I am so happy that I took the preparations that I did, because otherwise I never would have been able to try the life changing foods that I’ve already eaten here in just a single month. From my first day I fell in love with leafy vegetables like cassava leaf, potato leaf and krain krain; and had my mind blown by such incredibly good snacks as cucumber soup, groundnut soup, and Bo gari. In fact, it’s all so good that I never want to go back to eating American food ever again.
On my second night in town, a friend took me to a street vendor for a late night meal he called bean salad. Now, when I heard that phrase I was expecting something like a collection of typical Western salad ingredients like lettuce and tomatoes, with maybe some cooked beans sprinkled among the vegetables. It was night time so when our food was brought to us, I couldn’t see what exactly I was spooning onto my slice of bread before it entered my mouth. When my tongue touched the mixture of baked beans, cheese, spaghetti noodles, hard-boiled eggs, ketchup and seasonings, I felt as if I had discovered the Holy Grail. All of these things are commonly eaten in my home country, albeit separately. After that delicious meal, I can say with upmost confidence that I will never eat those things independently of each other ever again. Ladies and gentlemen, it’s bean salad from here on out for this guy.

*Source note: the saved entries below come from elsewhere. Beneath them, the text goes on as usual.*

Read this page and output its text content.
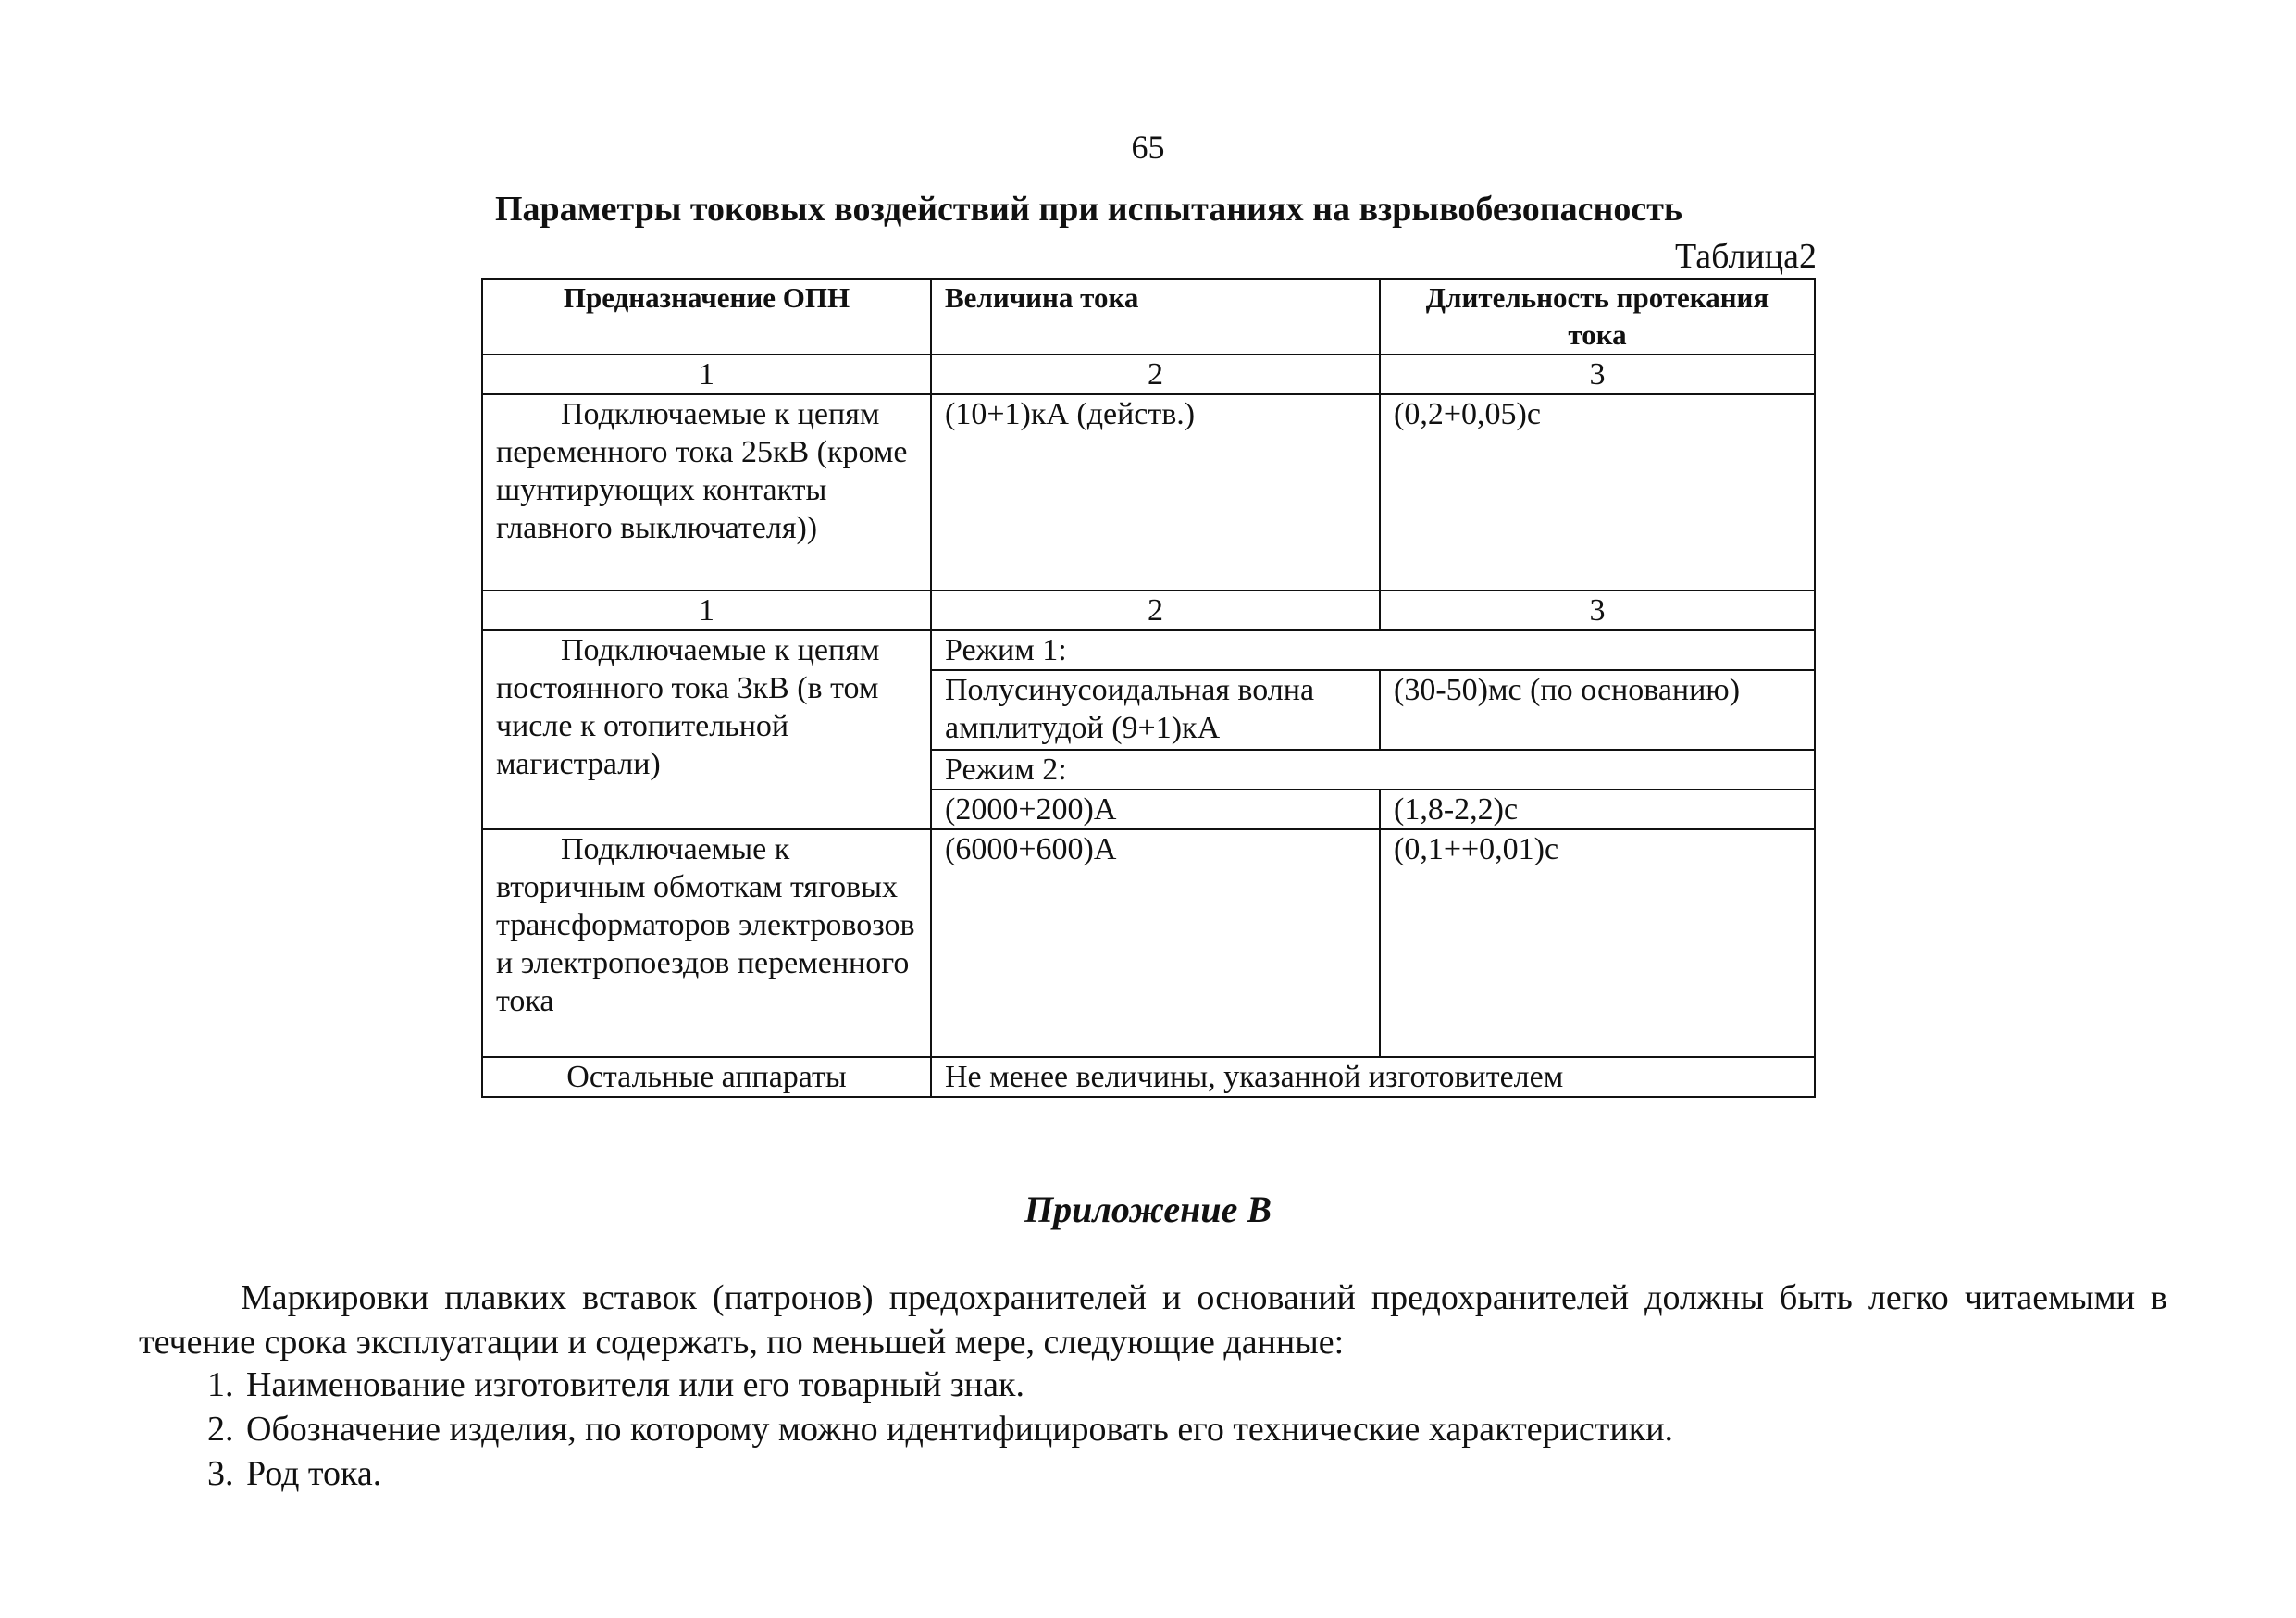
65
Параметры токовых воздействий при испытаниях на взрывобезопасность
Таблица2
Предназначение ОПН	Величина тока	Длительность протекания тока
1	2	3
Подключаемые к цепям переменного тока 25кВ (кроме шунтирующих контакты главного выключателя))	(10+1)кА (действ.)	(0,2+0,05)с
1	2	3
Подключаемые к цепям постоянного тока 3кВ (в том числе к отопительной магистрали)	Режим 1:	
	Полусинусоидальная волна амплитудой (9+1)кА	(30-50)мс (по основанию)
	Режим 2:	
	(2000+200)А	(1,8-2,2)с
Подключаемые к вторичным обмоткам тяговых трансформаторов электровозов и электропоездов переменного тока	(6000+600)А	(0,1++0,01)с
Остальные аппараты	Не менее величины, указанной изготовителем	
Приложение В
Маркировки плавких вставок (патронов) предохранителей и оснований предохранителей должны быть легко читаемыми в течение срока эксплуатации и содержать, по меньшей мере, следующие данные:
1. Наименование изготовителя или его товарный знак.
2. Обозначение изделия, по которому можно идентифицировать его технические характеристики.
3. Род тока.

But it isn’t just bean salad. Since I got here, there has literally not been a single thing that I haven’t thoroughly enjoyed. From Okra to foo-foo and Kanda (not kaindar) to country fowl, I have virtually inhaled everything put in front of me. One of the people I’m staying with told me the other day, “Cooper, you just love everything.” But that’s not true; I just love everything in Sierra Leone.

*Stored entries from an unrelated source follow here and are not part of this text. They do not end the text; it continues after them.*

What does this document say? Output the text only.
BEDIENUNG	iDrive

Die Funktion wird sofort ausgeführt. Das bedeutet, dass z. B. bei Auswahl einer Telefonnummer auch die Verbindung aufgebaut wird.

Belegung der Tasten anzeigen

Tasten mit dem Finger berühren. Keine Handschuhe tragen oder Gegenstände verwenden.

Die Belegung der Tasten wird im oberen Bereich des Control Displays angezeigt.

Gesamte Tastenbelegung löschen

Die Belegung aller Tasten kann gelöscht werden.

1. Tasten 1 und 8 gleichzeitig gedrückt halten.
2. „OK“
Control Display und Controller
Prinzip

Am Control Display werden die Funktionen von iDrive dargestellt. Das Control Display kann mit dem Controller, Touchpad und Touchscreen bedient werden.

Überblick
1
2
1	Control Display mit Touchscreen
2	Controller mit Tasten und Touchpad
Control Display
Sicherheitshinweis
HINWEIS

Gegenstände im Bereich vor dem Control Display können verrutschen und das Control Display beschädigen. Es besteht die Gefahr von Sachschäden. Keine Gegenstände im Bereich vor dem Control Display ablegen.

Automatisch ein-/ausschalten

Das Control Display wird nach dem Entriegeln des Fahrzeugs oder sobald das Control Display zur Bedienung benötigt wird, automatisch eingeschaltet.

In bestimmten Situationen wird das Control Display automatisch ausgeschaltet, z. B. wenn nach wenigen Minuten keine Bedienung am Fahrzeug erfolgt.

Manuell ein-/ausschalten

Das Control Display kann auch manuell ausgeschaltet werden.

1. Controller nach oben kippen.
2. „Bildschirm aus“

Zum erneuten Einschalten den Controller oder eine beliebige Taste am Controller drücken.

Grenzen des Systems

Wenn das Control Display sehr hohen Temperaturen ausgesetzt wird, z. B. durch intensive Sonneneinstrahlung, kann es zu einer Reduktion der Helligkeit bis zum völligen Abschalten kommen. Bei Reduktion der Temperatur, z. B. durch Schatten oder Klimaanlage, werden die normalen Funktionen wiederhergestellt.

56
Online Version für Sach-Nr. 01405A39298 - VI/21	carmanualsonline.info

I don’t want to go back to a life of eating food without maggi or other Salonean staples. After three months of eating what I can easily call my favourite foods I’ve ever eaten, there’s just no way I can go back to my boring, salted-pasta-ridden eating habits. And so I’ve begun to take notes every time someone prepares food for me, asking to help whenever I can in the hope that I can go back to America with a book of wonderful recipes to share with my friends and family. There aren’t any Sierra Leonean restaurants where I come from, and the only African food available is mostly Ethiopian. I won’t be able to fully convey the goodness of local food here without having those back home try it for themselves something they absolutely must do.
So keep up the great work, Sierra Leone. If things keep up as they have been, I will leave this country a very happy, and very fat, man indeed.